Dakar-Echo

Les riverains se plaignent du restaurant-bar-dancing OBEU-BEU

Les riverains se plaignent du restaurant-bar-dancing OBEU-BEU

Depuis quatre années, les riverains du restaurant-bar OBEU-BEU du quartier résidentiel Sicap Amitié II vivent un véritable calvaire.

Pendant la journée, les lieux fonctionnent normalement surtout que les plats offerts sont bien appréciés par un public de tous les âges et de toutes les fonctions.

Seulement voilà, dès que la nuit s’installe, l’endroit est transformé en restaurant-bar et en une sorte de bordel où l’alcool, les filles, les personnes de mœurs légères se côtoient sur la piste de danse avec une animation quotidienne d’un orchestre qui commence son animation de 20h à 5h du matin.

Une situation devenue intenable pour les riverains qui ne savent plus à quelle porte frapper. Le tapage nocturne dérange gravement les populations surtout les vieilles personnes qui sont obligées de changer de chambres ou même de quitter le quartier du fait de la pollution sonore.

L’endroit est aussi envahi par les véhicules. Les riverains se frayent difficilement un chemin pour rentrer chez eux.
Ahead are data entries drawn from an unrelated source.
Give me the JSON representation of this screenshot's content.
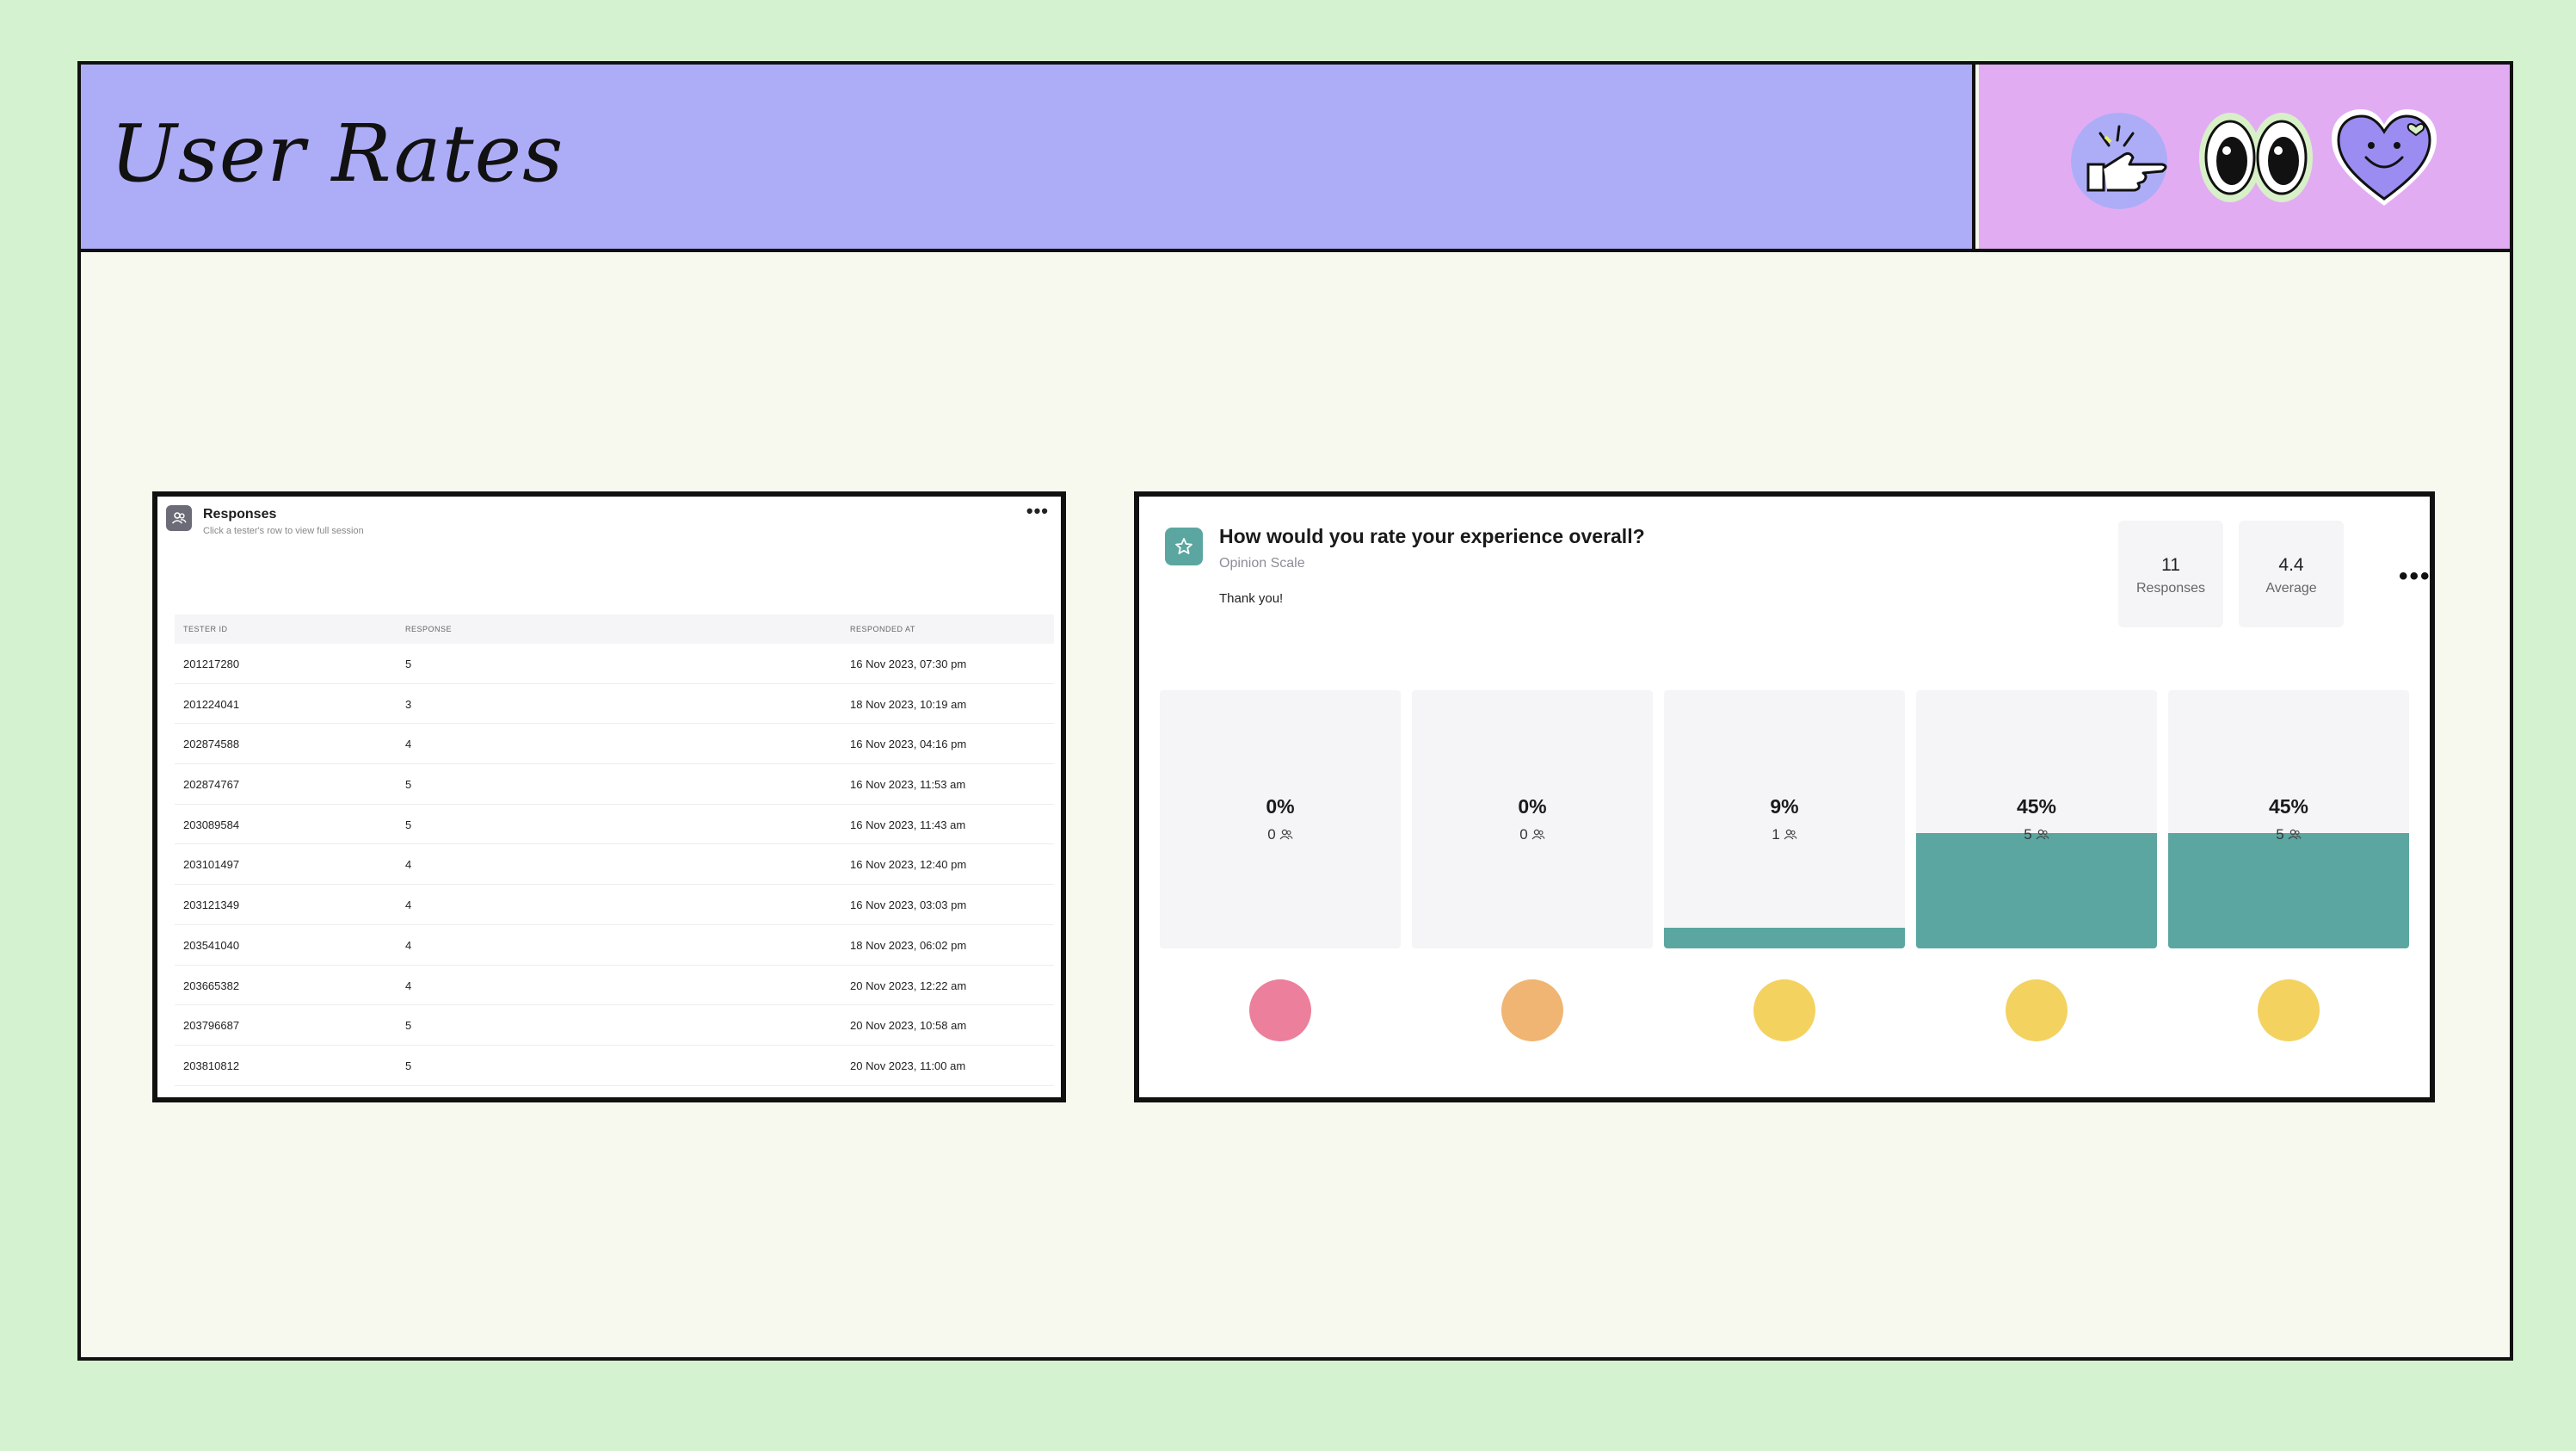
{
  "banner": {
    "title": "User Rates",
    "colors": {
      "title_bg": "#adadf7",
      "icons_bg": "#e2acf3",
      "page_bg": "#d4f2cf",
      "slide_bg": "#f7f9ee"
    },
    "stickers": [
      "hand-gesture-icon",
      "eyes-icon",
      "smiling-heart-icon"
    ]
  },
  "responses_card": {
    "title": "Responses",
    "subtitle": "Click a tester's row to view full session",
    "more": "•••",
    "columns": [
      "TESTER ID",
      "RESPONSE",
      "RESPONDED AT"
    ],
    "rows": [
      [
        "201217280",
        "5",
        "16 Nov 2023, 07:30 pm"
      ],
      [
        "201224041",
        "3",
        "18 Nov 2023, 10:19 am"
      ],
      [
        "202874588",
        "4",
        "16 Nov 2023, 04:16 pm"
      ],
      [
        "202874767",
        "5",
        "16 Nov 2023, 11:53 am"
      ],
      [
        "203089584",
        "5",
        "16 Nov 2023, 11:43 am"
      ],
      [
        "203101497",
        "4",
        "16 Nov 2023, 12:40 pm"
      ],
      [
        "203121349",
        "4",
        "16 Nov 2023, 03:03 pm"
      ],
      [
        "203541040",
        "4",
        "18 Nov 2023, 06:02 pm"
      ],
      [
        "203665382",
        "4",
        "20 Nov 2023, 12:22 am"
      ],
      [
        "203796687",
        "5",
        "20 Nov 2023, 10:58 am"
      ],
      [
        "203810812",
        "5",
        "20 Nov 2023, 11:00 am"
      ]
    ]
  },
  "opinion_card": {
    "question": "How would you rate your experience overall?",
    "type": "Opinion Scale",
    "thanks": "Thank you!",
    "stats": [
      {
        "value": "11",
        "label": "Responses"
      },
      {
        "value": "4.4",
        "label": "Average"
      }
    ],
    "more": "•••",
    "accent": "#5ba6a0",
    "scale": [
      {
        "pct": "0%",
        "count": "0",
        "fraction": 0,
        "emoji_color": "#ec7f9c"
      },
      {
        "pct": "0%",
        "count": "0",
        "fraction": 0,
        "emoji_color": "#f0b572"
      },
      {
        "pct": "9%",
        "count": "1",
        "fraction": 0.09,
        "emoji_color": "#f3d260"
      },
      {
        "pct": "45%",
        "count": "5",
        "fraction": 0.45,
        "emoji_color": "#f3d260"
      },
      {
        "pct": "45%",
        "count": "5",
        "fraction": 0.45,
        "emoji_color": "#f3d260"
      }
    ]
  }
}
Ce qui est encore plus désolant, c’est que le restaurant-bar se situe à quelque 200 mètres de l’hôpital Gaspard Camara et d’une école.

Ce qui fait le plus mal dans cette affaire, c’est que les lettres envoyées aux autorités, notamment au commissaire de police de la zone, au préfet et au gouverneur pour les informer de la situation sont restées sans suite.

Les populations avaient même initié, il y a 4 ans, une pétition qui n’a servi à rien.

Le gérant des lieux n’en fait qu’à sa tête puisqu’il serait bien protégé par de hautes autorités du pays qui fréquentent les lieux lorsque tout devient sombre.

Au niveau des riverains, il est question de démarrer une nouvelle pétition, mais surtout d’inviter les médias à venir constater le bordel installé par OBEU- BEU.

En tout cas à la Sicap Amitié II villa 4026 à Dakar, on ne dort plus la nuit depuis belle lurette. Du n’importe quoi dans ce pays.